Prix Pantheon – 02.05.2001 – Bonn
Rainer Pause, Kurt Krömer, Marius Jung, Luise Kinseher, Basta, Horst Evers, ABBA jetzt!, Patrick Schleifer, Tom van Hasselt, Theater Türkis, Rolf Persch, Evi und das Tier und Hilde Kappes
Pantheon, Bonn
Der Prix Pantheon ist eine spannende und vergnügliche Geschichte. 12 Künstler aus den Sparten Kabarett, Chanson, Comedy und A-cappella zeigen Ausschnitte aus ihren Programmen und versuchen damit, den Publikums- oder Jurypreis zu gewinnen. Die Reihenfolge wird ausgelost, und an zwei aufeinanderfolgenden Abenden treten jeweils sechs Künstler auf. Am Ende des zweiten Abends werden die Ergebnisse der Bühnenolympiade bekannt gegeben.
Es ist natürlich nicht einfach, den besten Vortrag aus so unterschiedlichen Programmen zu bestimmen, bringt aber viel Spaß. Während die 14 Profi-Jury-Mitglieder (in diesem Jahr u.a. Rita Baus, Nina Hoger, Arno Steffen, Heinrich Pachl) den Preis “Frühreif und Verdorben” vergeben, wählt das Publikum den Gewinner von “Beklatscht und Ausgebuht”. Am Vortag hatte, außerhalb des Wettbewerbes, Dieter Hildebrandt den Sonderpreis “Reif und Bekloppt” erhalten.

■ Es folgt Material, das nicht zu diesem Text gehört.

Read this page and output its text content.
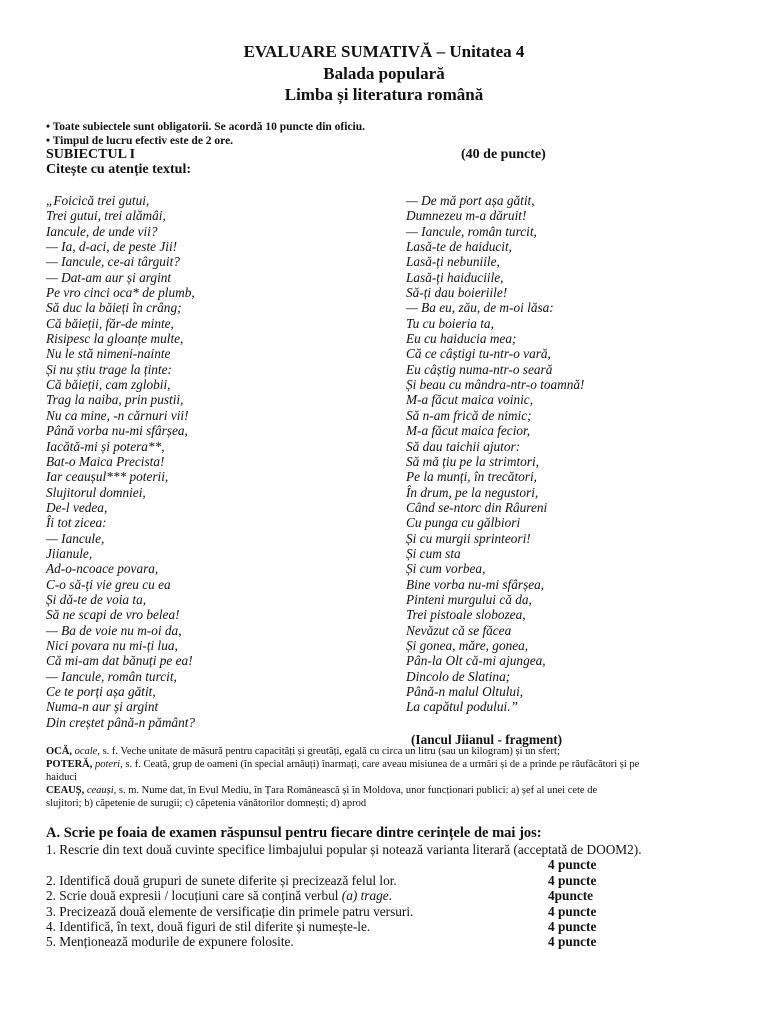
EVALUARE SUMATIVĂ – Unitatea 4
Balada populară
Limba și literatura română
• Toate subiectele sunt obligatorii. Se acordă 10 puncte din oficiu.
• Timpul de lucru efectiv este de 2 ore.
SUBIECTUL I	(40 de puncte)
Citește cu atenție textul:
„Foicică trei gutui,
Trei gutui, trei alămâi,
Iancule, de unde vii?
— Ia, d-aci, de peste Jii!
— Iancule, ce-ai târguit?
— Dat-am aur și argint
Pe vro cinci oca* de plumb,
Să duc la băieți în crâng;
Că băieții, făr-de minte,
Risipesc la gloanțe multe,
Nu le stă nimeni-nainte
Și nu știu trage la ținte:
Că băieții, cam zglobii,
Trag la naiba, prin pustii,
Nu ca mine, -n cărnuri vii!
Până vorba nu-mi sfârșea,
Iacătă-mi și potera**,
Bat-o Maica Precista!
Iar ceaușul*** poterii,
Slujitorul domniei,
De-l vedea,
Îi tot zicea:
— Iancule,
Jiianule,
Ad-o-ncoace povara,
C-o să-ți vie greu cu ea
Și dă-te de voia ta,
Să ne scapi de vro belea!
— Ba de voie nu m-oi da,
Nici povara nu mi-ți lua,
Că mi-am dat bănuți pe ea!
— Iancule, român turcit,
Ce te porți așa gătit,
Numa-n aur și argint
Din creștet până-n pământ?
— De mă port așa gătit,
Dumnezeu m-a dăruit!
— Iancule, român turcit,
Lasă-te de haiducit,
Lasă-ți nebuniile,
Lasă-ți haiduciile,
Să-ți dau boieriile!
— Ba eu, zău, de m-oi lăsa:
Tu cu boieria ta,
Eu cu haiducia mea;
Că ce câștigi tu-ntr-o vară,
Eu câștig numa-ntr-o seară
Și beau cu mândra-ntr-o toamnă!
M-a făcut maica voinic,
Să n-am frică de nimic;
M-a făcut maica fecior,
Să dau taichii ajutor:
Să mă țiu pe la strimtori,
Pe la munți, în trecători,
În drum, pe la negustori,
Când se-ntorc din Râureni
Cu punga cu gălbiori
Și cu murgii sprinteori!
Și cum sta
Și cum vorbea,
Bine vorba nu-mi sfârșea,
Pinteni murgului că da,
Trei pistoale slobozea,
Nevăzut că se făcea
Și gonea, măre, gonea,
Pân-la Olt că-mi ajungea,
Dincolo de Slatina;
Până-n malul Oltului,
La capătul podului.”
(Iancul Jiianul - fragment)
OCĂ, ocale, s. f. Veche unitate de măsură pentru capacități și greutăți, egală cu circa un litru (sau un kilogram) și un sfert;
POTERĂ, poteri, s. f. Ceată, grup de oameni (în special arnăuți) înarmați, care aveau misiunea de a urmări și de a prinde pe răufăcători și pe
haiduci
CEAUȘ, ceauși, s. m. Nume dat, în Evul Mediu, în Țara Românească și în Moldova, unor funcționari publici: a) șef al unei cete de
slujitori; b) căpetenie de surugii; c) căpetenia vânătorilor domnești; d) aprod
A. Scrie pe foaia de examen răspunsul pentru fiecare dintre cerințele de mai jos:
1. Rescrie din text două cuvinte specifice limbajului popular și notează varianta literară (acceptată de DOOM2).
4 puncte
2. Identifică două grupuri de sunete diferite și precizează felul lor.	4 puncte
2. Scrie două expresii / locuțiuni care să conțină verbul (a) trage.	4puncte
3. Precizează două elemente de versificație din primele patru versuri.	4 puncte
4. Identifică, în text, două figuri de stil diferite și numește-le.	4 puncte
5. Menționează modurile de expunere folosite.	4 puncte
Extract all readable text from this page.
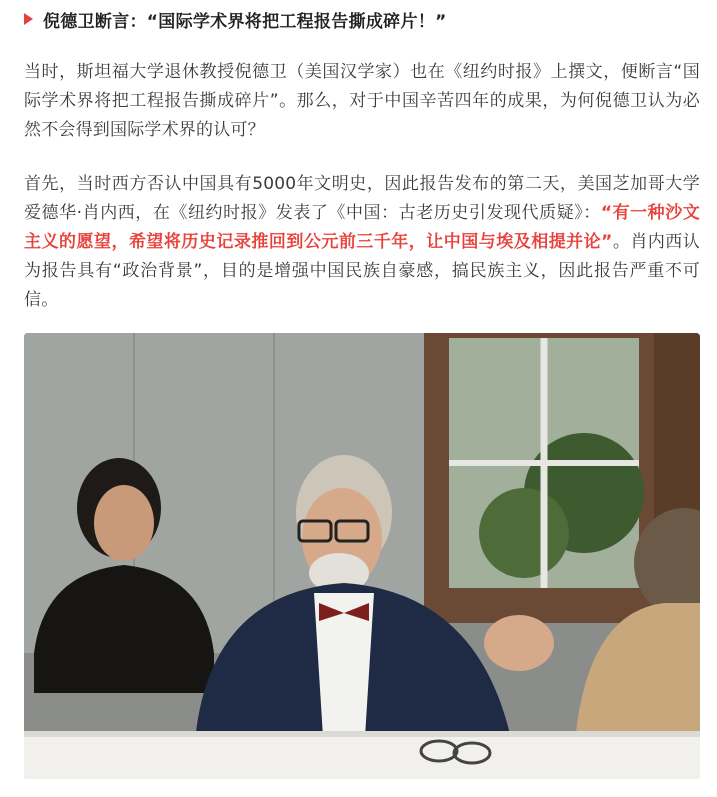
倪德卫断言：“国际学术界将把工程报告撕成碎片！”

当时，斯坦福大学退休教授倪德卫（美国汉学家）也在《纽约时报》上撰文，便断言“国际学术界将把工程报告撕成碎片”。那么，对于中国辛苦四年的成果，为何倪德卫认为必然不会得到国际学术界的认可？

首先，当时西方否认中国具有5000年文明史，因此报告发布的第二天，美国芝加哥大学爱德华·肖内西，在《纽约时报》发表了《中国：古老历史引发现代质疑》：“有一种沙文主义的愿望，希望将历史记录推回到公元前三千年，让中国与埃及相提并论”。肖内西认为报告具有“政治背景”，目的是增强中国民族自豪感，搞民族主义，因此报告严重不可信。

Ich fand die Idee des Prix Pantheon ganz wunderbar. 12 Künstler oder Gruppen zeigten einen Schnupper- Ausschnitt und ich konnte mir nebenbei vormerken, wen ich davon gerne in seinem kompletten Programm sehen würde. Tom van Hasselt, Horst Evers und Basta hatte ich schon live gesehen, von den anderen wusste ich ‘eher weniger’ bis ‘überhaupt nichts’.
Der Abend im Pantheon begann für mich mit Staunen. Irgendwie hatten sie es geschafft, Stühle, Tische, große Kameras, Handkameras, vierzehn Juryleute, die verschiedenen Künstler und sogar noch Publikum in das kleine Theater zu bekommen. Die Bühne sah mit transparenten, schön beleuchteten Rundvorhängen sehr festlich aus. Zufrieden konnte ich mich auf meinem Stuhl zurücklehnen und alles neugierig auf mich zukommen lassen. Immerhin war das erste Geheimnis gelüftet: Die Reihenfolge der Auftritte stand fest.
Als Moderator kam dann nicht Rainer Pause, sondern Fritz Litzmann. Rainer Pause spielt Fritz Litzmann so gut, dass ich manchmal nicht sicher bin, wer von beiden eigentlich der Echte ist und wer sich verkleidet. Die Moderation machte jedenfalls Herr Litzmann in seiner hektischen, armfuchtelnden, nervösen Art. Er predigte Toleranz, auch für Leute, die nicht aus Bonn kommen, und leitete damit zum ersten Künstler über.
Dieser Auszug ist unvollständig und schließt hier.